The third principle “that institutions should take the lead “can help in any of those scenarios. “Ultimately, it’s the institution’s responsibility that patients are informed about errors, regardless of who’s involved,” Dr. Gallagher points out.
Hospitals can fill that role by giving physicians resources such as disclosure coaches who can facilitate peer-to-peer discussions and help dial down defensiveness. Many institutions already have such coaches available 24/7 for disclosure counseling, he says.

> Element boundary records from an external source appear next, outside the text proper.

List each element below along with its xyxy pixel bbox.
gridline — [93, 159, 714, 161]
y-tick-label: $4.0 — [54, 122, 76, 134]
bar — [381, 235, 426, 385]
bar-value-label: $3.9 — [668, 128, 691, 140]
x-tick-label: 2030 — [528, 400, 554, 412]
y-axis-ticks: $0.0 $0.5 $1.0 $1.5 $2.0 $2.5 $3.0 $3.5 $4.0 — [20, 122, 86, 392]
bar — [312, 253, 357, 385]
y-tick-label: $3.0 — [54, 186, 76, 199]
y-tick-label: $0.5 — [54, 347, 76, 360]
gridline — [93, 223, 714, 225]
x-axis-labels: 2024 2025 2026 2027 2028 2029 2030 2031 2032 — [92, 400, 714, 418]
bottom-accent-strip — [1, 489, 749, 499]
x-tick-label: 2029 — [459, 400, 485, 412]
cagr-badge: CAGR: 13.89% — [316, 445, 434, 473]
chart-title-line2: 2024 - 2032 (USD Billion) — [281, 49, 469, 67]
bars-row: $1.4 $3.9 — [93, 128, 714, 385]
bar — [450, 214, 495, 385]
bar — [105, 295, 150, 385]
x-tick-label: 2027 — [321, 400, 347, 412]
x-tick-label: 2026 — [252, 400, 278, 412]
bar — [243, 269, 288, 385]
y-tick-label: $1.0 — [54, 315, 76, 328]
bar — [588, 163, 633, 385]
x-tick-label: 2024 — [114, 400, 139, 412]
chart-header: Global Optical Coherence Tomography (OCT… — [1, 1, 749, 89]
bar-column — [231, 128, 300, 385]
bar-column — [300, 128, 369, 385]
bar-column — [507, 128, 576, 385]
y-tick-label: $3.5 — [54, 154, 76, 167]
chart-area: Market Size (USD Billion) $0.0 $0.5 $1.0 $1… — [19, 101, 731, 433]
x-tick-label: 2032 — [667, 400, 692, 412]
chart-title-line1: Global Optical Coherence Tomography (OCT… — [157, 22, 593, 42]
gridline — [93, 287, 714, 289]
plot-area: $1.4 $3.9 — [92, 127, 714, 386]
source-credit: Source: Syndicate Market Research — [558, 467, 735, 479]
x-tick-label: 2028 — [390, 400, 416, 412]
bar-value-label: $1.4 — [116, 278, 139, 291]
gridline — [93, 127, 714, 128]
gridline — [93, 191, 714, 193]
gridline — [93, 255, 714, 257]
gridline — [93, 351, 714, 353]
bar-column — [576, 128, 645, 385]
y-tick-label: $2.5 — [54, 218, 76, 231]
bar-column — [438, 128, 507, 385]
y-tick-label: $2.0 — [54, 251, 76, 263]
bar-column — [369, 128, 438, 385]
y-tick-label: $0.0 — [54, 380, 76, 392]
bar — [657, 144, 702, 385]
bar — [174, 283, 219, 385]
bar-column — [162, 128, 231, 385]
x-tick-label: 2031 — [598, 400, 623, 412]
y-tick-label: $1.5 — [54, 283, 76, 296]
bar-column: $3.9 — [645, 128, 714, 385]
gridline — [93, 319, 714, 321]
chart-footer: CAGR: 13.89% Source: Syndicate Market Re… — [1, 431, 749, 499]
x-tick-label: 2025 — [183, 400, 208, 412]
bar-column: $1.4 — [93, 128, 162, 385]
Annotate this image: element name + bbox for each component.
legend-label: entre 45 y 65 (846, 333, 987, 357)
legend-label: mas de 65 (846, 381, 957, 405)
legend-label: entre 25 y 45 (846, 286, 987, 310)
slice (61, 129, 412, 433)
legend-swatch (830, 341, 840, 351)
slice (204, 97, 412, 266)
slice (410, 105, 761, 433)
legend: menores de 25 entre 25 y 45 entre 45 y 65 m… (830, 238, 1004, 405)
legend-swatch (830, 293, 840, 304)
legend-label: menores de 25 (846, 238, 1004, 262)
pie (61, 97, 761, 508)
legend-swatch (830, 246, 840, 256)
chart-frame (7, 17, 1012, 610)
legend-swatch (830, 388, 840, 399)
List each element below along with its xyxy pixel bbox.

In a situation like the one cited in the NEJM article, Dr. Gallagher says the hospitalist ideally would reach out to the primary care physician and see if they could reach consensus on what should be disclosed to the patient. If the primary care physician does not agree that the patient was in a fib, for instance, the hospitalist might turn to an institutional resource, such as a formal consult from a cardiologist or help from a quality committee. The goal would be to help the two doctors reach consensus and, if they decide an error occurred, to determine how to tell the patient.
Liability and other concerns
One major concern is that disclosing a colleague’s error will trigger litigation. While there’s evidence that disclosing your own error makes litigation less likely, Dr. Gallagher admits that this situation is different.

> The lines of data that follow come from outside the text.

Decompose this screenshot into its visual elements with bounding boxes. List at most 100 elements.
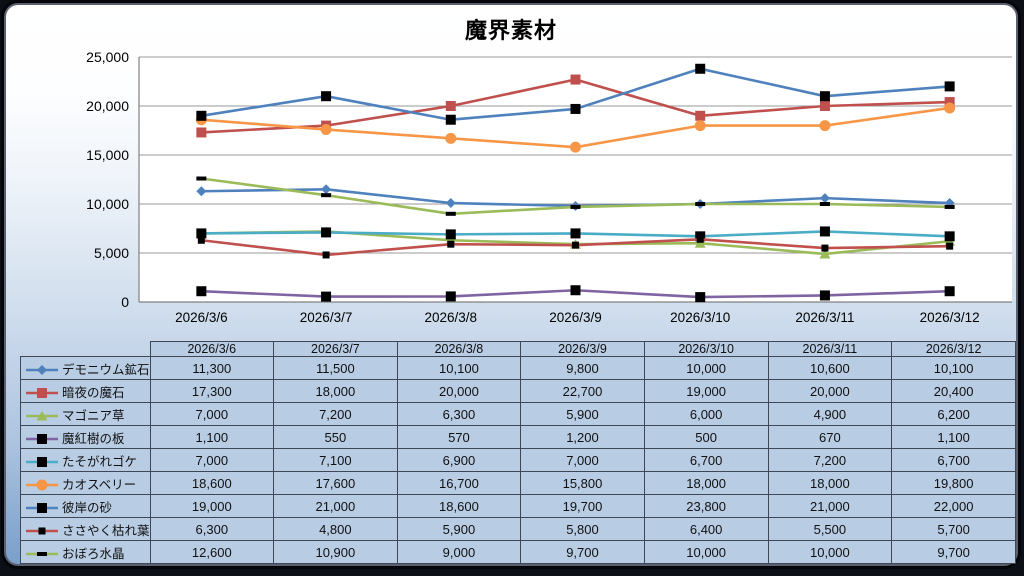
table-value-cell: 7,000 xyxy=(149,402,275,426)
table-value-cell: 18,600 xyxy=(396,494,522,518)
table-corner-ghost-cell xyxy=(21,342,151,357)
legend-marker-icon xyxy=(26,433,58,444)
table-value-cell: 1,200 xyxy=(520,425,645,449)
series-legend-cell: ささやく枯れ葉 xyxy=(20,517,151,541)
table-value-cell: 20,000 xyxy=(396,379,522,403)
x-tick-label: 2026/3/11 xyxy=(795,310,854,325)
series-label: カオスベリー xyxy=(62,477,137,492)
series-label: 暗夜の魔石 xyxy=(62,385,125,400)
table-value-cell: 9,700 xyxy=(891,540,1016,564)
legend-marker-icon xyxy=(26,479,58,490)
table-value-cell: 18,000 xyxy=(767,471,893,495)
table-value-cell: 5,800 xyxy=(520,517,645,541)
table-value-cell: 7,100 xyxy=(273,448,398,472)
table-value-cell: 5,900 xyxy=(520,402,645,426)
x-tick-label: 2026/3/7 xyxy=(300,310,353,325)
table-value-cell: 5,500 xyxy=(767,517,893,541)
table-header-cell: 2026/3/9 xyxy=(520,341,645,357)
table-value-cell: 6,200 xyxy=(891,402,1016,426)
table-value-cell: 1,100 xyxy=(891,425,1016,449)
table-row: 魔紅樹の板 1,100 550 570 1,200 500 670 1,100 xyxy=(20,425,1016,449)
y-tick-label: 10,000 xyxy=(86,196,129,212)
table-header-cell: 2026/3/6 xyxy=(149,341,275,357)
table-value-cell: 1,100 xyxy=(149,425,275,449)
table-value-cell: 21,000 xyxy=(767,494,893,518)
line-chart: 0 5,000 10,000 15,000 20,000 25,000 2026/3/6 20… xyxy=(86,49,1012,325)
legend-marker-icon xyxy=(26,364,58,375)
table-value-cell: 4,800 xyxy=(273,517,398,541)
table-value-cell: 17,600 xyxy=(273,471,398,495)
table-value-cell: 6,300 xyxy=(149,517,275,541)
table-value-cell: 550 xyxy=(273,425,398,449)
table-row: おぼろ水晶 12,600 10,900 9,000 9,700 10,000 10,000 9… xyxy=(20,540,1016,564)
table-value-cell: 15,800 xyxy=(520,471,645,495)
legend-marker-icon xyxy=(26,456,58,467)
table-value-cell: 9,800 xyxy=(520,356,645,380)
y-tick-label: 5,000 xyxy=(94,245,129,261)
series-label: 彼岸の砂 xyxy=(62,500,113,515)
plot-area xyxy=(139,57,1012,302)
table-value-cell: 9,000 xyxy=(396,540,522,564)
table-value-cell: 6,400 xyxy=(643,517,769,541)
legend-marker-icon xyxy=(26,387,58,398)
series-label: ささやく枯れ葉 xyxy=(62,523,150,538)
table-row: ささやく枯れ葉 6,300 4,800 5,900 5,800 6,400 5,500 5,7… xyxy=(20,517,1016,541)
table-value-cell: 4,900 xyxy=(767,402,893,426)
series-legend-cell: 魔紅樹の板 xyxy=(20,425,151,449)
table-header-cell: 2026/3/12 xyxy=(891,341,1016,357)
series-おぼろ水晶 xyxy=(196,176,955,216)
series-label: デモニウム鉱石 xyxy=(62,362,150,377)
y-tick-label: 20,000 xyxy=(86,98,129,114)
table-value-cell: 7,200 xyxy=(767,448,893,472)
table-value-cell: 16,700 xyxy=(396,471,522,495)
y-tick-label: 0 xyxy=(121,294,129,310)
table-header-cell: 2026/3/8 xyxy=(396,341,522,357)
table-header-cell: 2026/3/11 xyxy=(767,341,893,357)
legend-marker-icon xyxy=(26,502,58,513)
table-value-cell: 9,700 xyxy=(520,540,645,564)
table-value-cell: 18,600 xyxy=(149,471,275,495)
series-label: 魔紅樹の板 xyxy=(62,431,125,446)
table-value-cell: 10,000 xyxy=(767,540,893,564)
table-value-cell: 20,000 xyxy=(767,379,893,403)
x-tick-label: 2026/3/10 xyxy=(670,310,730,325)
table-value-cell: 6,700 xyxy=(643,448,769,472)
y-tick-label: 25,000 xyxy=(86,49,129,65)
table-value-cell: 10,000 xyxy=(643,540,769,564)
table-value-cell: 6,000 xyxy=(643,402,769,426)
table-value-cell: 19,000 xyxy=(149,494,275,518)
data-table: 2026/3/6 2026/3/7 2026/3/8 2026/3/9 2026/3/1… xyxy=(20,341,1016,564)
table-value-cell: 22,700 xyxy=(520,379,645,403)
table-row: カオスベリー 18,600 17,600 16,700 15,800 18,000 18,0… xyxy=(20,471,1016,495)
series-legend-cell: デモニウム鉱石 xyxy=(20,356,151,380)
table-value-cell: 19,000 xyxy=(643,379,769,403)
table-value-cell: 11,300 xyxy=(149,356,275,380)
series-legend-cell: おぼろ水晶 xyxy=(20,540,151,564)
series-legend-cell: マゴニア草 xyxy=(20,402,151,426)
series-カオスベリー xyxy=(195,102,956,153)
table-row: マゴニア草 7,000 7,200 6,300 5,900 6,000 4,900 6,200 xyxy=(20,402,1016,426)
table-value-cell: 500 xyxy=(643,425,769,449)
table-value-cell: 10,000 xyxy=(643,356,769,380)
table-value-cell: 19,800 xyxy=(891,471,1016,495)
legend-marker-icon xyxy=(26,410,58,420)
table-value-cell: 7,000 xyxy=(520,448,645,472)
table-header-cell: 2026/3/7 xyxy=(273,341,398,357)
series-label: たそがれゴケ xyxy=(62,454,138,469)
x-tick-label: 2026/3/6 xyxy=(175,310,228,325)
table-value-cell: 6,700 xyxy=(891,448,1016,472)
series-legend-cell: 彼岸の砂 xyxy=(20,494,151,518)
table-value-cell: 21,000 xyxy=(273,494,398,518)
chart-panel: 魔界素材 0 5,000 10,000 15,000 20,000 25,000 2026/… xyxy=(4,3,1018,566)
table-value-cell: 18,000 xyxy=(643,471,769,495)
series-ささやく枯れ葉 xyxy=(197,235,954,259)
x-tick-label: 2026/3/8 xyxy=(425,310,478,325)
chart-title: 魔界素材 xyxy=(464,18,557,43)
table-value-cell: 6,300 xyxy=(396,402,522,426)
table-value-cell: 11,500 xyxy=(273,356,398,380)
table-body: デモニウム鉱石 11,300 11,500 10,100 9,800 10,000 10,6… xyxy=(20,356,1016,564)
table-value-cell: 7,200 xyxy=(273,402,398,426)
table-value-cell: 570 xyxy=(396,425,522,449)
table-row: たそがれゴケ 7,000 7,100 6,900 7,000 6,700 7,200 6,70… xyxy=(20,448,1016,472)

“Not much is known about how to talk to a patient about another clinician’s care in ways that don’t precipitate lawsuits, but a common reason patients file a claim is because no one would tell them what happened,” he says. He believes it’s reasonable to infer that better communication about errors in general decrease the chance of being sued.
There’s also concern that one physician’s idea of an error is not another’s. Dr. Gallagher says the spectrum ranges from, “It’s not what I would do” to an error so obvious it calls a colleague’s competence into question.
And many worry that a formal report to an institution might elicit a disproportionate response: a full-fledged investigation into what was only a minor error, or no institutional action in response to a serious one. Often, the answer to both concerns, he says, is to spend time fact-finding informally through discussions with the involved colleague before drawing conclusions.
The learning curve
Hospitalists may transition smoothly to a new culture of accountability. They’re used to having what can be awkward conversations with patients.
But they still need to practice their skills to make those conversations work and leave the door open to greater transparency. “I’m not suggesting that talking to one another would be easy,” Dr. Gallagher says. “But skills training would give the framework and structure to have discussions so, ‘I know what to do here and how to move forward.’ ”
Trying to find a better way to discuss colleagues’ potential errors with patients is a natural next step, he notes, now that physicians are more comfortable disclosing their own errors. In addition, institutions are increasingly implementing communication and resolution programs to emphasize disclosure and transparency. Hospitals now may offer disclosure training through their malpractice insurer.
For now, Dr. Gallagher thinks official guidelines are premature. He’d like to develop training models to help physicians learn to have more effective conversations and measure the impact of such training on quality and safety.
Despite the challenges, physicians can take heart from how they’ve progressed over the past 15 years with another tough topic: palliative care.
“Over time, we learned the skills involved and recognized how important it is to patients, and that led to a revolution in how we handle awkward conversations about end of life,” he says. “The same thing needs to happen here.”
Paula S. Katz is a freelance health care writer based in Vernon Hills, Ill.